Костя только вернулся из своего третьего затянувшегося военного похода. Трудно было представить, что этот невысокий молодой человек (он был ниже Ореста) хрупкого сложения (в «Арзмасе» его прозвище Ахилл произносили: «Ах, хил!») уже столько повидал на своем веку. Был тяжело ранен под Гейдельбергом в первых и неудачных походах российской армии против Наполеона (Николай Гнедич как-то показал Оресту письмецо Кости, датированное 1807 годом, где тот нарисовал себя скачущим на костылях, с задранной назад больной ногой), потом участвовал в войне со Швецией…

Мысли Ореста как-то сами собой перенеслись от Кости Батюшкова к Алексею Оленину – хозяину Приютина и доброму знакомому их обоих. Костя знал его еще до своего знакомства с Кипренским. Оленин Косте протежировал. Взял его на должность помощника хранителя манускриптов в Петербургскую публичную библиотеку, где был директором. Место не хлопотное, зато вокруг все знакомые, «приютинские». Тут и баснописец Иван Крылов (Орест будет его писать и рисовать, и в его библиотеке, переезжающей из Петербурга в Италию и затем снова в Петербург, найдется место и для «Басен Крылова»[69]).
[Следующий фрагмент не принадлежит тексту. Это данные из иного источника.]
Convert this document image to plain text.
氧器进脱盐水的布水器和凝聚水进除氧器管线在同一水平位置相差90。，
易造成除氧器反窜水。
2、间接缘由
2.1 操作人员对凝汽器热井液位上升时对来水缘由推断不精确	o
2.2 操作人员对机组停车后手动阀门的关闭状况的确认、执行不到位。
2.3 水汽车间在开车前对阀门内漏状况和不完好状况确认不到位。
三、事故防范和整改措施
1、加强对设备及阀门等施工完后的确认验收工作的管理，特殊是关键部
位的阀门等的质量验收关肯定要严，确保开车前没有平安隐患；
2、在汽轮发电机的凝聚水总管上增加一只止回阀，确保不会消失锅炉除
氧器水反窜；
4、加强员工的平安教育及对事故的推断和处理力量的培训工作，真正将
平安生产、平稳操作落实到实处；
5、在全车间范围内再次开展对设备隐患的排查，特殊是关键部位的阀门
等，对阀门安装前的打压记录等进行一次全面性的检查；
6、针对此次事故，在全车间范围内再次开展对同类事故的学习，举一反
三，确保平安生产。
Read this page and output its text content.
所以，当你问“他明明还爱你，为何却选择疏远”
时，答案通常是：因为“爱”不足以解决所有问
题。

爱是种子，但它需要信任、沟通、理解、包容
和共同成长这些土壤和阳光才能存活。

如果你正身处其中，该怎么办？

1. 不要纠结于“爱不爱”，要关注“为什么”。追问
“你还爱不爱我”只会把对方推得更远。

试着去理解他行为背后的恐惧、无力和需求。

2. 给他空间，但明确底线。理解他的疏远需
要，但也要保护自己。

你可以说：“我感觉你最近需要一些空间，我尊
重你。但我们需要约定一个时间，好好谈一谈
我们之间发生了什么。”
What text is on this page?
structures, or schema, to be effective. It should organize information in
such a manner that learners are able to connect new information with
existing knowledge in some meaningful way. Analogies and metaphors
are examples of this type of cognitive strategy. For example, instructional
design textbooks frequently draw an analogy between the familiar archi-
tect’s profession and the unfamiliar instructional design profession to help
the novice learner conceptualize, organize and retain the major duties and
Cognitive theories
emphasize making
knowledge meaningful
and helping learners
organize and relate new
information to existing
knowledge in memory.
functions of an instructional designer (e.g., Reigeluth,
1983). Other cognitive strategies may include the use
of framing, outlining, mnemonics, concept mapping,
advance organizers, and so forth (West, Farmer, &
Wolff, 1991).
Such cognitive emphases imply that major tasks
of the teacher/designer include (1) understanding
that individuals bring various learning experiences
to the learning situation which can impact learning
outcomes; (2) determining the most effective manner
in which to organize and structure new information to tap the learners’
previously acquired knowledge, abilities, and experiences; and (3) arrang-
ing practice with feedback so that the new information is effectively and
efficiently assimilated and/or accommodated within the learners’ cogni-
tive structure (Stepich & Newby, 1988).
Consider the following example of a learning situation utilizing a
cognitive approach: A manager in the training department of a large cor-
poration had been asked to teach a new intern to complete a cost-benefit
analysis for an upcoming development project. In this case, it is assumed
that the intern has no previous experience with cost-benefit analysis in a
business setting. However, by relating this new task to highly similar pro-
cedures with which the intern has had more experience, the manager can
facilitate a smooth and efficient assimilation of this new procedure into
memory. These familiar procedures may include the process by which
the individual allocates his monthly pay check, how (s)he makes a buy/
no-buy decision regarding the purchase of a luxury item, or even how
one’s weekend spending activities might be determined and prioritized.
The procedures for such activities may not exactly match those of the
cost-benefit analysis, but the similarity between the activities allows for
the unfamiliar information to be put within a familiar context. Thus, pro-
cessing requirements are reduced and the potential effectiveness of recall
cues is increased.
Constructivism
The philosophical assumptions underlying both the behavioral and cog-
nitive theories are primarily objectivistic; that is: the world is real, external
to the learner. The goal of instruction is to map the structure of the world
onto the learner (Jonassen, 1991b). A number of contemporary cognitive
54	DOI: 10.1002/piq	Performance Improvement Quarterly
Тут и одноглазый Николай Гнедич – переводчик гомеровской «Илиады». (И его Кипренский запечатлеет в профильном портрете.) Все эти люди постоянно встречались не только на службе, но и в Приютине, у гостеприимного Оленина.

Орест представил низенькую подвижную фигурку Оленина, его некрасивое, но живое лицо. Оленин увлекался археологией и древностями, а по образованию был артиллерийским офицером. Тоже, в сущности, дилетант. Но с большими амбициями, да и с несомненными познаниями. Даже Николай Гнедич прислушивался к его советам по части эллинистических древностей.

В 1813 году Орест нарисует хозяина Приютина в дни его пятидесятилетия. Нельзя сказать, что льстит. Небольшая полуфигурка повернувшегося в профиль Оленина напоминает нахохлившегося воробушка. Но лицо исполнено энергии, которую подчеркивают широкие карандашные штрихи за круглящейся спинкой кресла. Рисунок кажется экспромтом.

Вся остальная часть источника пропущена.